Les citernes et les pipelines constituent un élément essentiel du paysage des communautés dans une grande partie de l’Arctique. Cependant, les conditions environnementales difficiles font des ravages et les fluctuations climatiques majeures exacerbent le problème. (Photo : Michael Wenger)

Infrastructures et changement climatique

On peut se demander pourquoi ces défauts n’ont pas été découverts plus tôt, étant donné que les réservoirs et les pipelines dans les villes sont des infrastructures importantes pour les communautés locales, qui dépendent encore du diesel pour la production d’électricité et de chaleur, ainsi que pour le transport. S’agit-il d’un manque de connaissances, de main-d’œuvre ou d’argent pour effectuer davantage d’inspections et construire de nouvelles infrastructures ? Le fait est que ces infrastructures sont exposées à des conditions environnementales physiques extrêmes qui se sont encore aggravées ces dernières années et décennies en raison du changement climatique. Des équipes d’experts soulignent depuis longtemps que le dégel du pergélisol, les fluctuations de température plus importantes et les phénomènes météorologiques plus extrêmes usent les infrastructures plus rapidement et augmentent le risque de contamination. Mais l’abandon des infrastructures n’est pas la solution, du moins pas encore. Après tout, la dépendance à l’égard des combustibles est encore très forte et il faudra du temps pour que de nouvelles technologies de production d’énergie plus durable soient développées et mises en œuvre dans les régions arctiques.
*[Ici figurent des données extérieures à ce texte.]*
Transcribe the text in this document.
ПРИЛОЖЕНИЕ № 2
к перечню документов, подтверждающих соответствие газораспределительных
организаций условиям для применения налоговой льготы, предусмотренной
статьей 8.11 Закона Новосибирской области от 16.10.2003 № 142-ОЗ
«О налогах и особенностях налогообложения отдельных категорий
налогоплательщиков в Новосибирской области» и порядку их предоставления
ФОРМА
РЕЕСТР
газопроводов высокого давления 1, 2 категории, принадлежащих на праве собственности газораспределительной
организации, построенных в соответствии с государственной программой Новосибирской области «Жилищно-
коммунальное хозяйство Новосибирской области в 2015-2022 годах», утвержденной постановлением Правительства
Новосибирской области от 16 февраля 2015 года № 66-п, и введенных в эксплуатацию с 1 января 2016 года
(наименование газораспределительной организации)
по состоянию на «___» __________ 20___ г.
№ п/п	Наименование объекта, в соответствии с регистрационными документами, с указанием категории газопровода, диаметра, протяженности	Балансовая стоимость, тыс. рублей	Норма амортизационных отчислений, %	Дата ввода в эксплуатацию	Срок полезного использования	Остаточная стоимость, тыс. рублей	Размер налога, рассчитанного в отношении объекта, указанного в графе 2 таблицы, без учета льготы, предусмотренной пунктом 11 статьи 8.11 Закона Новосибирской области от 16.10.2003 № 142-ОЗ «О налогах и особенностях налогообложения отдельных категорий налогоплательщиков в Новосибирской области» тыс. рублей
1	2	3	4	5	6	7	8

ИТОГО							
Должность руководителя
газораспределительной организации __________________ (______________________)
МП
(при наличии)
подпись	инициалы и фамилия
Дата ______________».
Mais il existe une volonté croissante de protéger les zones, même celles qui sont riches en ressources naturelles, et d’allouer des fonds pour améliorer la surveillance et la réhabilitation des infrastructures. Les projets visant à développer de nouvelles technologies pour la production, le transport et le stockage de l’énergie bénéficient d’une attention et d’un financement accrus de la part de sources privées et gouvernementales. Car il est clair que la population et les acteurs politiques de l’Arctique ne veulent pas de fuites, ni dans les infrastructures, ni d’eau ou d’aliments gâché ou pollués.